View across the Outer Harbour of Stornoway

Sunday, 15 May 2016

EU referendum

On June 23rd, voters in the UK will go to the polls to decide whether to stay in the EU or not. I am not eligible to vote, but will nonetheless summarise my stance on this important issue.

The European Union was started in 1957 as a trading association between Germany, France, Italy and the Benelux nations (Netherlands, Belgium and Luxembourg) in the aftermath of the Second World War. It has ballooned into a political force, comprising of 28 countries, 17 of whom now have a shared currency, the Euro. There is plenty wrong with it, bureaucracy being the worst aspect of it. Why does it need to have three headquarters, Brussels, Luxembourg and Strasbourg? Each has a full complement of civil servants etcetera. Why does it need to do with regulatory affairs encompassing all member states? Some aspects are best left to individual countries, as nuances may differ across nations.

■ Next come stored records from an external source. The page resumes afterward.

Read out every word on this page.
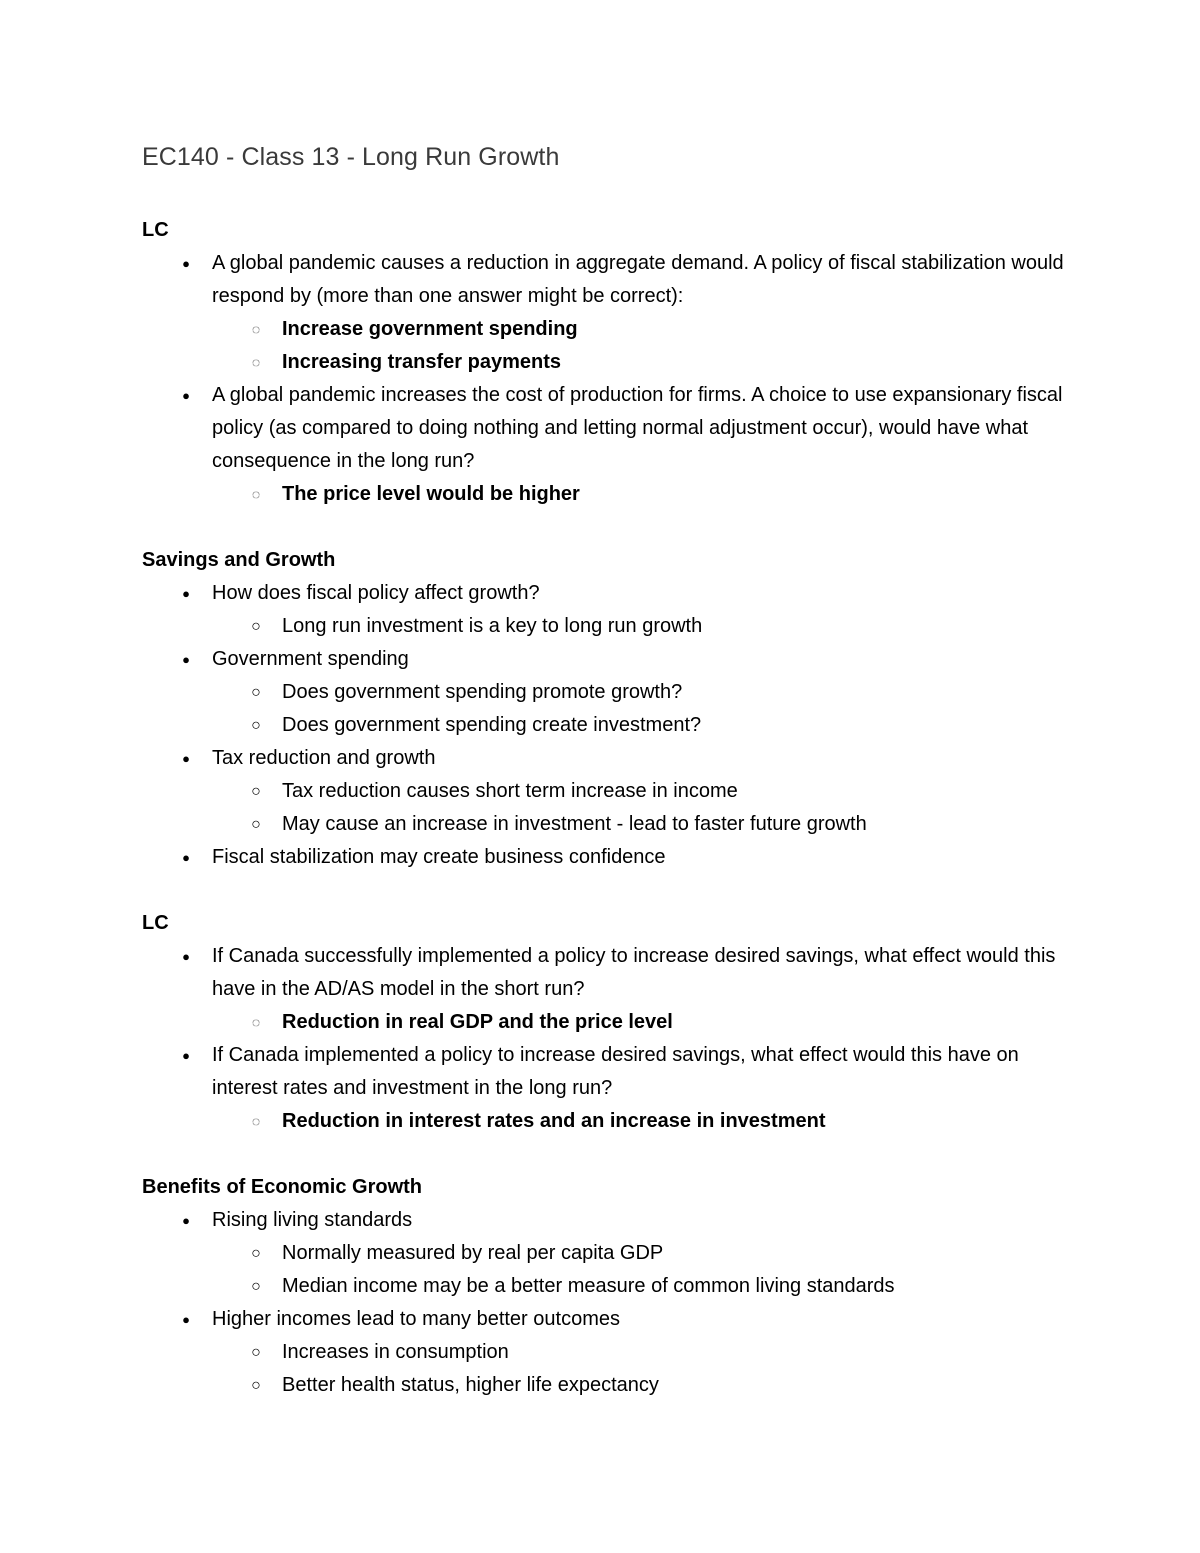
EC140 - Class 13 - Long Run Growth

LC

● A global pandemic causes a reduction in aggregate demand. A policy of fiscal stabilization would respond by (more than one answer might be correct):
◌ Increase government spending
◌ Increasing transfer payments
● A global pandemic increases the cost of production for firms. A choice to use expansionary fiscal policy (as compared to doing nothing and letting normal adjustment occur), would have what consequence in the long run?
◌ The price level would be higher

Savings and Growth

● How does fiscal policy affect growth?
○ Long run investment is a key to long run growth
● Government spending
○ Does government spending promote growth?
○ Does government spending create investment?
● Tax reduction and growth
○ Tax reduction causes short term increase in income
○ May cause an increase in investment - lead to faster future growth
● Fiscal stabilization may create business confidence

LC

● If Canada successfully implemented a policy to increase desired savings, what effect would this have in the AD/AS model in the short run?
◌ Reduction in real GDP and the price level
● If Canada implemented a policy to increase desired savings, what effect would this have on interest rates and investment in the long run?
◌ Reduction in interest rates and an increase in investment

Benefits of Economic Growth

● Rising living standards
○ Normally measured by real per capita GDP
○ Median income may be a better measure of common living standards
● Higher incomes lead to many better outcomes
○ Increases in consumption
○ Better health status, higher life expectancy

The UK has always had a fractious relationship with the EU. Although a desire was expressed to join the EEC (the precedessor to the UK) in the 1960s, it was France's General de Gaulle who stymied that desire with his infamous 'non'. The EU has caused severe disruption within the Conservative Party, which has had major fallings-out over the issue. Former Prime Minister Margaret Thatcher lost her position over the EU in November 1990. The UK has negotiated a 'special deal' and a rebate from the EU, although I have never properly understood what made the UK eligible for such a special deal. And all that haranging, with handbags or without, will have decreased the likelihood for other EU leaders to give the UK leeway in any future discussions about its status. 

Current PM David Cameron has felt compelled to call a referendum, although he himself is backing the In campaign. Senior government ministers in his cabinet are all for Out. However, I would be for In, if I were able to vote. I have indicated that there is a lot wrong with the EU, and change will need to happen. It is far better to effect change from within. The Out campaign are playing on base fears such as the fear of strangers - immigrants from near and far and base emotions such as sovereignty and national pride. The job of any government is to decide on a way forward which will be the best for its people. Again, in my opinion, it is in the best interests of the UK for it to remain a member of the EU.